Just for the sake of argument (and only for the sake of argument), let’s take Netflix CEO Reed Hastings’ comments on Q2’s results at face value and assume the company really is going to “deliver material global profits in 2017 and beyond.” Without even really knowing what that means, we do know the company would need to post profits of $8 per share at some point in the foreseeable future to justify Guggenheim’s target price of $160.
At a profit of $8 per share and a price of $160, NFLX stock would still be priced at a frothy-but-palatable P/E of 20. And to earn $8 per share (assuming typical net margins of about 15%), the company would probably need to generate at least $50 in revenue per share per year. That translates into company-wide revenue of about $21 billion. For perspective, Netflix generated $6.1 billion worth of revenue over the course of the past four quarters.
So, Netflix would need to multiply next year’s likely income by a factor of more than 26 for the target price to make sense. And to earn that $8 per share, it will likely need to triple its top line.
It’s admittedly just back-of-the-envelope math, but the scope is still in the right ballpark. And it’s that scope that makes the absurdity of Netflix-mania and the Guggenheim target clear.
NFLX stock is a growth story, and scale is certainly important, but that kind of growth is simply out of reach. The cost of capital is quite irrelevant.
AMZN Stock Isn’t Much Better
As ridiculous as the mania surrounding NFLX stock has been and still is, AMZN stock is valued just as ridiculously.
Even factoring in the e-tailer’s bigger-than-expected profits last quarter, Amazon is presently valued at a forward-looking P/E of 107.6 — and that assumes the company is going to earn the expected $4.94 per share of AMZN stock for 2016. That would by far be the most profitable year ever for Amazon.com, nearly quadrupling the bottom line projected for 2015.

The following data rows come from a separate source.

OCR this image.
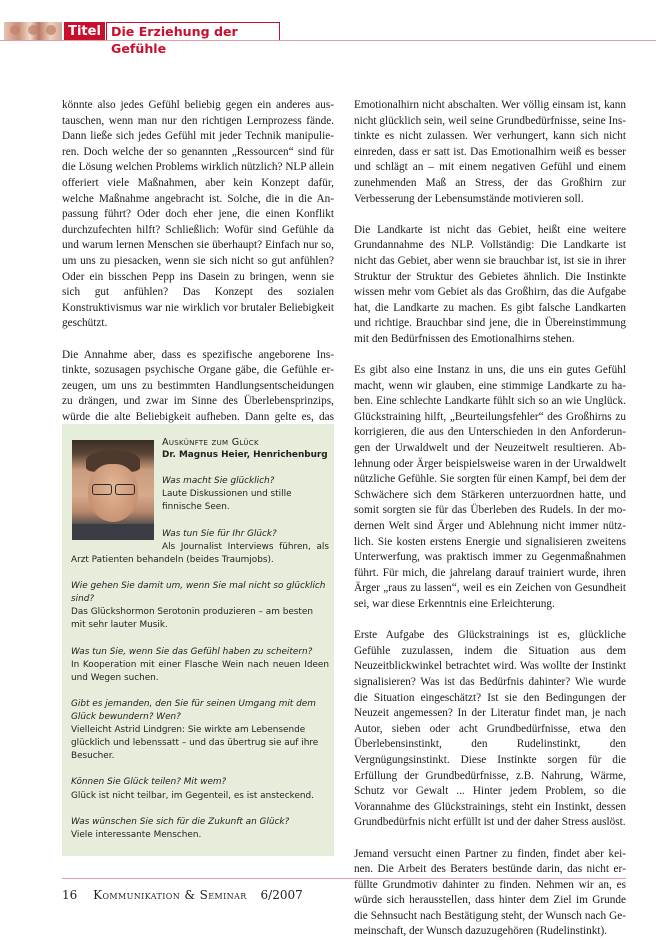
Titel Die Erziehung der Gefühle

könnte also jedes Gefühl beliebig gegen ein anderes austauschen, wenn man nur den richtigen Lernprozess fände. Dann ließe sich jedes Gefühl mit jeder Technik manipulieren. Doch welche der so genannten „Ressourcen“ sind für die Lösung welchen Problems wirklich nützlich? NLP allein offeriert viele Maßnahmen, aber kein Konzept dafür, welche Maßnahme angebracht ist. Solche, die in die Anpassung führt? Oder doch eher jene, die einen Konflikt durchzufechten hilft? Schließlich: Wofür sind Gefühle da und warum lernen Menschen sie überhaupt? Einfach nur so, um uns zu piesacken, wenn sie sich nicht so gut anfühlen? Oder ein bisschen Pepp ins Dasein zu bringen, wenn sie sich gut anfühlen? Das Konzept des sozialen Konstruktivismus war nie wirklich vor brutaler Beliebigkeit geschützt.

Die Annahme aber, dass es spezifische angeborene Instinkte, sozusagen psychische Organe gäbe, die Gefühle erzeugen, um uns zu bestimmten Handlungsentscheidungen zu drängen, und zwar im Sinne des Überlebensprinzips, würde die alte Beliebigkeit aufheben. Dann gelte es, das

Auskünfte zum Glück
Dr. Magnus Heier, Henrichenburg
Was macht Sie glücklich?
Laute Diskussionen und stille finnische Seen.
Was tun Sie für Ihr Glück?
Als Journalist Interviews führen, als Arzt Patienten behandeln (beides Traumjobs).
Wie gehen Sie damit um, wenn Sie mal nicht so glücklich sind?
Das Glückshormon Serotonin produzieren – am besten mit sehr lauter Musik.
Was tun Sie, wenn Sie das Gefühl haben zu scheitern?
In Kooperation mit einer Flasche Wein nach neuen Ideen und Wegen suchen.
Gibt es jemanden, den Sie für seinen Umgang mit dem Glück bewundern? Wen?
Vielleicht Astrid Lindgren: Sie wirkte am Lebensende glücklich und lebenssatt – und das übertrug sie auf ihre Besucher.
Können Sie Glück teilen? Mit wem?
Glück ist nicht teilbar, im Gegenteil, es ist ansteckend.
Was wünschen Sie sich für die Zukunft an Glück?
Viele interessante Menschen.

Emotionalhirn nicht abschalten. Wer völlig einsam ist, kann nicht glücklich sein, weil seine Grundbedürfnisse, seine Instinkte es nicht zulassen. Wer verhungert, kann sich nicht einreden, dass er satt ist. Das Emotionalhirn weiß es besser und schlägt an – mit einem negativen Gefühl und einem zunehmenden Maß an Stress, der das Großhirn zur Verbesserung der Lebensumstände motivieren soll.

Die Landkarte ist nicht das Gebiet, heißt eine weitere Grundannahme des NLP. Vollständig: Die Landkarte ist nicht das Gebiet, aber wenn sie brauchbar ist, ist sie in ihrer Struktur der Struktur des Gebietes ähnlich. Die Instinkte wissen mehr vom Gebiet als das Großhirn, das die Aufgabe hat, die Landkarte zu machen. Es gibt falsche Landkarten und richtige. Brauchbar sind jene, die in Übereinstimmung mit den Bedürfnissen des Emotionalhirns stehen.

Es gibt also eine Instanz in uns, die uns ein gutes Gefühl macht, wenn wir glauben, eine stimmige Landkarte zu haben. Eine schlechte Landkarte fühlt sich so an wie Unglück. Glückstraining hilft, „Beurteilungsfehler“ des Großhirns zu korrigieren, die aus den Unterschieden in den Anforderungen der Urwaldwelt und der Neuzeitwelt resultieren. Ablehnung oder Ärger beispielsweise waren in der Urwaldwelt nützliche Gefühle. Sie sorgten für einen Kampf, bei dem der Schwächere sich dem Stärkeren unterzuordnen hatte, und somit sorgten sie für das Überleben des Rudels. In der modernen Welt sind Ärger und Ablehnung nicht immer nützlich. Sie kosten erstens Energie und signalisieren zweitens Unterwerfung, was praktisch immer zu Gegenmaßnahmen führt. Für mich, die jahrelang darauf trainiert wurde, ihren Ärger „raus zu lassen“, weil es ein Zeichen von Gesundheit sei, war diese Erkenntnis eine Erleichterung.

Erste Aufgabe des Glückstrainings ist es, glückliche Gefühle zuzulassen, indem die Situation aus dem Neuzeitblickwinkel betrachtet wird. Was wollte der Instinkt signalisieren? Was ist das Bedürfnis dahinter? Wie wurde die Situation eingeschätzt? Ist sie den Bedingungen der Neuzeit angemessen? In der Literatur findet man, je nach Autor, sieben oder acht Grundbedürfnisse, etwa den Überlebensinstinkt, den Rudelinstinkt, den Vergnügungsinstinkt. Diese Instinkte sorgen für die Erfüllung der Grundbedürfnisse, z.B. Nahrung, Wärme, Schutz vor Gewalt ... Hinter jedem Problem, so die Vorannahme des Glückstrainings, steht ein Instinkt, dessen Grundbedürfnis nicht erfüllt ist und der daher Stress auslöst.

Jemand versucht einen Partner zu finden, findet aber keinen. Die Arbeit des Beraters bestünde darin, das nicht erfüllte Grundmotiv dahinter zu finden. Nehmen wir an, es würde sich herausstellen, dass hinter dem Ziel im Grunde die Sehnsucht nach Bestätigung steht, der Wunsch nach Gemeinschaft, der Wunsch dazuzugehören (Rudelinstinkt).

16 Kommunikation & Seminar 6/2007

Problem: The outlook is based on the assumption that Amazon won’t find something else it needs to spend heavily on in the meantime — as it is wont to do — in the name of growth. Never even mind the fact that Amazon’s margins are habitually paper-thin.
None of this is new to those who know Amazon.com well, of course. Its valuation has simply been one of those things people chose to ignore because they really, really liked the story.
But, as is always the case, the piper has to be paid at some point.
And the Winner Is…
So which of the two stocks will be the first to hit the wall of reality, and implode as a result?
My money’s on Netflix.
Not that expectations of Amazon still aren’t stupidly high, but after 20 years, CEO Jeff Bezos is finally starting to at least partially get the message that he needs to prove Amazon.com can get by without buying its growth. Slightly more attuned to the situation, the king of online-retailing is starting to cater to investors a little more than it has in the past.
Netflix, on the other hand, simply isn’t in a position to cater to owners of NFLX stock.
Even if (when) the company’s firing on all cylinders in the future, the best-case scenario math still simply looks out of reach. Investors are likely to come face to face with that reality sooner than later though, and unlike Amazon’s story of late, the Netflix disappointment will catch a lot of shareholders off guard.
That’s possibly the worst situation for a much-ballyhooed ticker like NFLX.
As of this writing, James Brumley did not hold a position in any of the aforementioned securities.